Monday, February 23News That Matters

Melting ice could expose vast new mineral frontiers in Antarctica, study warns

 

 

As climate change redraws the Antarctic coastline, it may also be unveiling something far more contentious than bare rock: mineral wealth long locked beneath ice.

A new study published in Nature Climate Change projects that up to 120,000 square kilometres of new ice-free land an increase of roughly 550 per cent could emerge across Antarctica over the next three centuries under warming scenarios. The research, led by Erica M. Lucas and colleagues, combines advanced sea-level modelling with ice-sheet melt projections to map how retreating ice and shifting shorelines will reshape the continent.

The findings suggest that newly exposed terrain will appear in all regions with existing territorial claims, as well as in the currently unclaimed sector of West Antarctica. And where rock emerges, geology follows.
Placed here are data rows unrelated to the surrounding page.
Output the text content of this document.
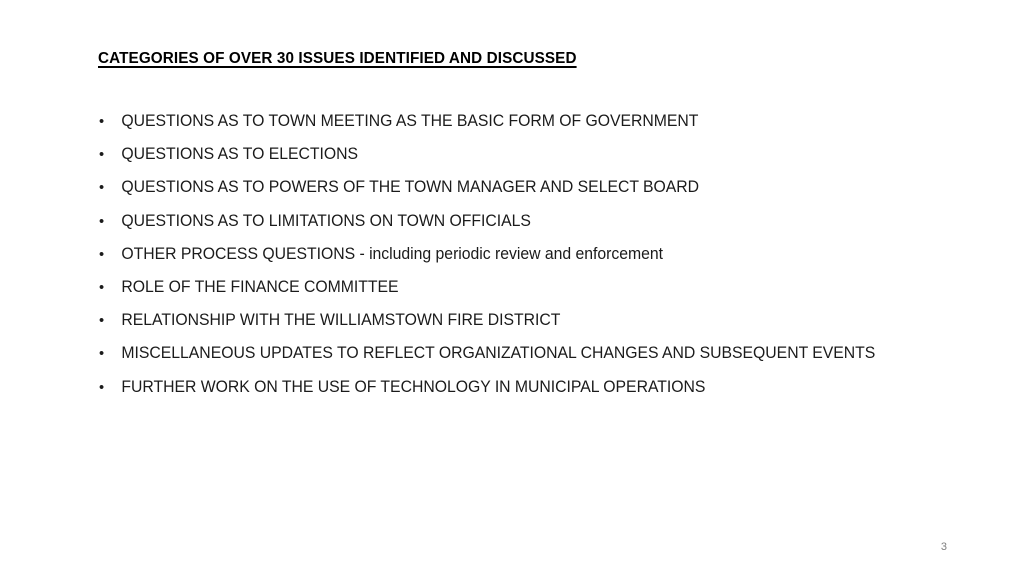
CATEGORIES OF OVER 30 ISSUES IDENTIFIED AND DISCUSSED
• QUESTIONS AS TO TOWN MEETING AS THE BASIC FORM OF GOVERNMENT
• QUESTIONS AS TO ELECTIONS
• QUESTIONS AS TO POWERS OF THE TOWN MANAGER AND SELECT BOARD
• QUESTIONS AS TO LIMITATIONS ON TOWN OFFICIALS
• OTHER PROCESS QUESTIONS - including periodic review and enforcement
• ROLE OF THE FINANCE COMMITTEE
• RELATIONSHIP WITH THE WILLIAMSTOWN FIRE DISTRICT
• MISCELLANEOUS UPDATES TO REFLECT ORGANIZATIONAL CHANGES AND SUBSEQUENT EVENTS
• FURTHER WORK ON THE USE OF TECHNOLOGY IN MUNICIPAL OPERATIONS
3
Based on the continent’s known geological structure and mapped mineral occurrences, the authors argue that this land exposure is likely to reveal new deposits of metals and other mineral resources.

Antarctica is currently protected from mining by the 1991 Protocol on Environmental Protection to the Antarctic Treaty, which prohibits mineral resource activities other than scientific research. But the study notes that as ice-free land expands and global demand for critical minerals intensifies, economic and political pressure to reconsider Antarctic resources could grow in the coming centuries.

The projections rely on state-of-the-art modelling of glacial isostatic adjustment and sea-level change, accounting for how Earth’s crust rebounds as ice mass diminishes. The result is not only retreating ice sheets but also shifting coastlines and exposure of bedrock in areas previously inaccessible beneath thick ice cover.

The implications are as much geopolitical as geological. New land exposure across claimed and unclaimed sectors could revive dormant territorial sensitivities in a region long governed by cooperative scientific norms. At the same time, mineral extraction in one of the planet’s most fragile ecosystems would raise profound environmental questions.

The authors stop short of advocating development, instead framing their work as a warning: as climate change accelerates, Antarctica’s physical transformation may outpace its legal and governance frameworks. In a warming world, they suggest, the debate may no longer be about whether resources exist beneath the ice—but whether the global community can resist the temptation to exploit them.